Since the PPP has such faith in distributing resources to their primary owners, I recommend that it should take a referendum on a proposal that the total annual oil revenue, calculated to be about of about US$1.6 billion this year, should be divided equally among Guyana’s 800,000 citizens, giving each person about US$2,000 or G$400,000 per year, and then based upon their manifesto, the citizens must  be equitably taxed by the politicians for the sum required to properly manage the country.

According to a view in the international financial community, if instead of the government controlling how oil revenues are spent the revenues are transferred directly to citizens, with government having to tax them to finance public spending, there will be two advantages for a democracy: ‘First, citizens will now know the magnitude of oil revenues. Second, they have a greater incentive to monitor how their tax money is being spent.’ (https://www. brookings.edu/blog/future- development/2017/02/15/three-reasons-for-universal-basic-income/). It will also significantly contribute to poverty alleviation and make party manifestoes and the political process more meaningful and interesting!

The attack on IDPADA, is similar to the destruction of bauxite workers pension fund, etc.

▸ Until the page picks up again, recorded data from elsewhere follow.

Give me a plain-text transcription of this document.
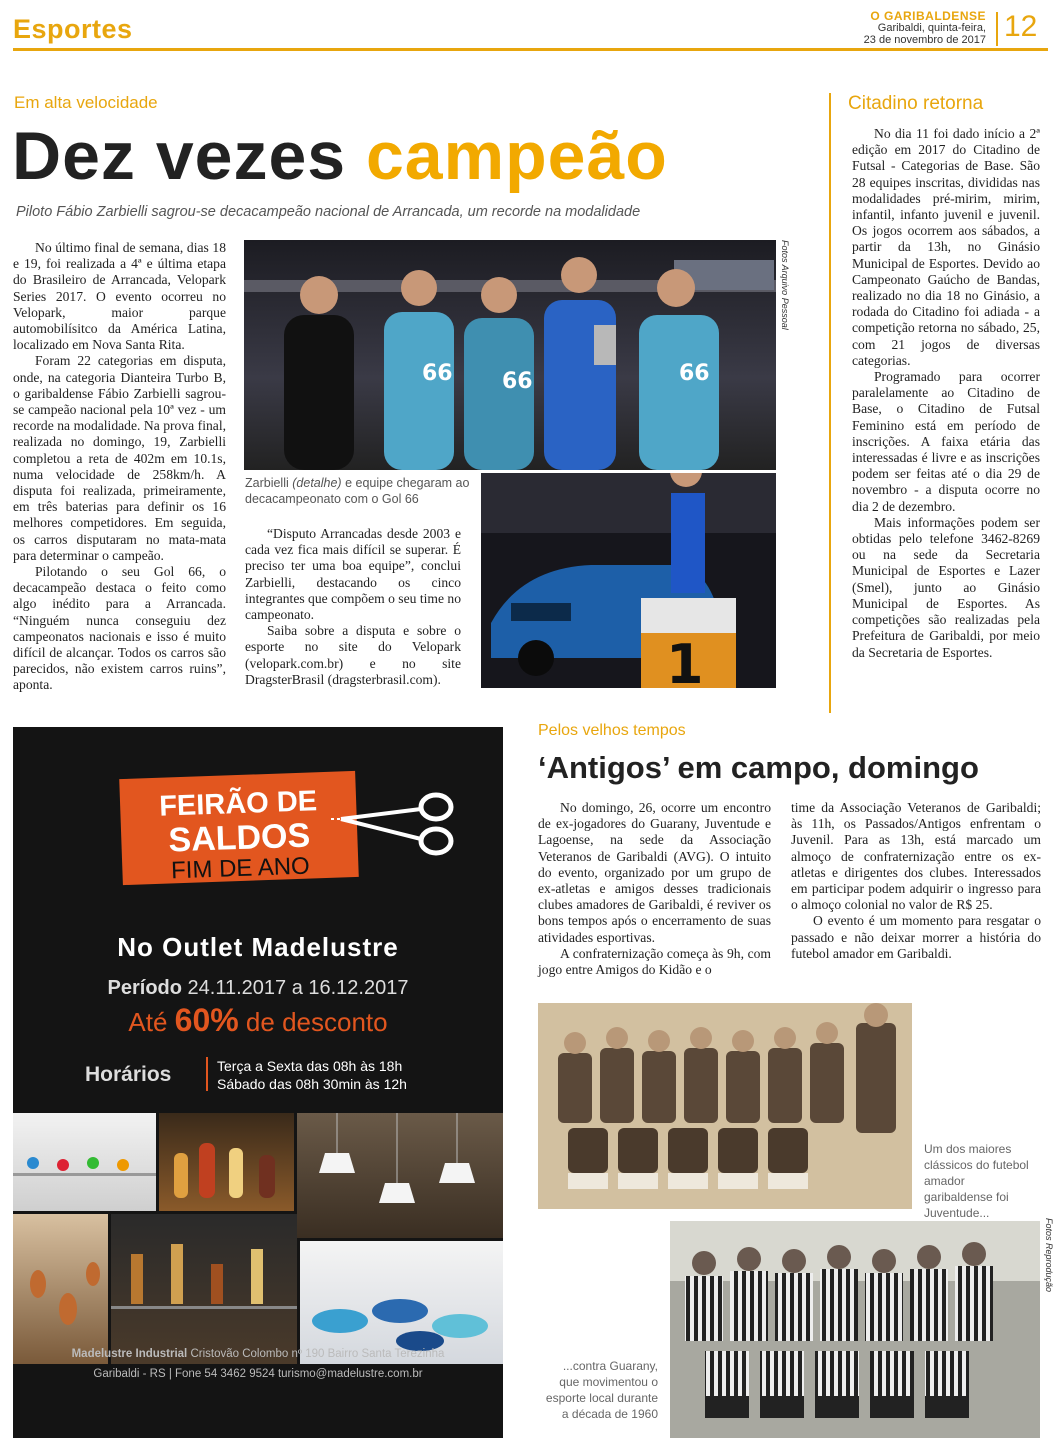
Esportes	O GARIBALDENSE
Garibaldi, quinta-feira,
23 de novembro de 2017 12
Em alta velocidade
Dez vezes campeão
Piloto Fábio Zarbielli sagrou-se decacampeão nacional de Arrancada, um recorde na modalidade

No último final de semana, dias 18 e 19, foi realizada a 4ª e última etapa do Brasileiro de Arrancada, Velopark Series 2017. O evento ocorreu no Velopark, maior parque automobilísitco da América Latina, localizado em Nova Santa Rita.

Foram 22 categorias em disputa, onde, na categoria Dianteira Turbo B, o garibaldense Fábio Zarbielli sagrou-se campeão nacional pela 10ª vez - um recorde na modalidade. Na prova final, realizada no domingo, 19, Zarbielli completou a reta de 402m em 10.1s, numa velocidade de 258km/h. A disputa foi realizada, primeiramente, em três baterias para definir os 16 melhores competidores. Em seguida, os carros disputaram no mata-mata para determinar o campeão.

Pilotando o seu Gol 66, o decacampeão destaca o feito como algo inédito para a Arrancada. “Ninguém nunca conseguiu dez campeonatos nacionais e isso é muito difícil de alcançar. Todos os carros são parecidos, não existem carros ruins”, aponta.

66 66	66
Fotos Arquivo Pessoal
1
Zarbielli (detalhe) e equipe chegaram ao decacampeonato com o Gol 66

“Disputo Arrancadas desde 2003 e cada vez fica mais difícil se superar. É preciso ter uma boa equipe”, conclui Zarbielli, destacando os cinco integrantes que compõem o seu time no campeonato.

Saiba sobre a disputa e sobre o esporte no site do Velopark (velopark.com.br) e no site DragsterBrasil (dragsterbrasil.com).

Citadino retorna

No dia 11 foi dado início a 2ª edição em 2017 do Citadino de Futsal - Categorias de Base. São 28 equipes inscritas, divididas nas modalidades pré-mirim, mirim, infantil, infanto juvenil e juvenil. Os jogos ocorrem aos sábados, a partir da 13h, no Ginásio Municipal de Esportes. Devido ao Campeonato Gaúcho de Bandas, realizado no dia 18 no Ginásio, a rodada do Citadino foi adiada - a competição retorna no sábado, 25, com 21 jogos de diversas categorias.

Programado para ocorrer paralelamente ao Citadino de Base, o Citadino de Futsal Feminino está em período de inscrições. A faixa etária das interessadas é livre e as inscrições podem ser feitas até o dia 29 de novembro - a disputa ocorre no dia 2 de dezembro.

Mais informações podem ser obtidas pelo telefone 3462-8269 ou na sede da Secretaria Municipal de Esportes e Lazer (Smel), junto ao Ginásio Municipal de Esportes. As competições são realizadas pela Prefeitura de Garibaldi, por meio da Secretaria de Esportes.

FEIRÃO DE
SALDOS
FIM DE ANO
No Outlet Madelustre
Período 24.11.2017 a 16.12.2017
Até 60% de desconto
Horários	Terça a Sexta das 08h às 18h
Sábado das 08h 30min às 12h
Madelustre Industrial Cristovão Colombo nº 190 Bairro Santa Terezinha
Garibaldi - RS | Fone 54 3462 9524 turismo@madelustre.com.br
Pelos velhos tempos
‘Antigos’ em campo, domingo

No domingo, 26, ocorre um encontro de ex-jogadores do Guarany, Juventude e Lagoense, na sede da Associação Veteranos de Garibaldi (AVG). O intuito do evento, organizado por um grupo de ex-atletas e amigos desses tradicionais clubes amadores de Garibaldi, é reviver os bons tempos após o encerramento de suas atividades esportivas.

A confraternização começa às 9h, com jogo entre Amigos do Kidão e o

time da Associação Veteranos de Garibaldi; às 11h, os Passados/Antigos enfrentam o Juvenil. Para as 13h, está marcado um almoço de confraternização entre os ex-atletas e dirigentes dos clubes. Interessados em participar podem adquirir o ingresso para o almoço colonial no valor de R$ 25.

O evento é um momento para resgatar o passado e não deixar morrer a história do futebol amador em Garibaldi.

Um dos maiores clássicos do futebol amador garibaldense foi Juventude...
Fotos Reprodução
...contra Guarany, que movimentou o esporte local durante a década de 1960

They are aspects of a general attack upon the African capacity to confront obstacles and make substantial independent plans for their future. To ensure some support for the PPP, Africans have to be kept relatively poor so that they can be placed in red jerseys and herded down the street. After Cheddi Jagan, the totality of PPP experience in government forced it to make a choice between liberal democracy and autocracy and it chose to try to furtively implement the latter.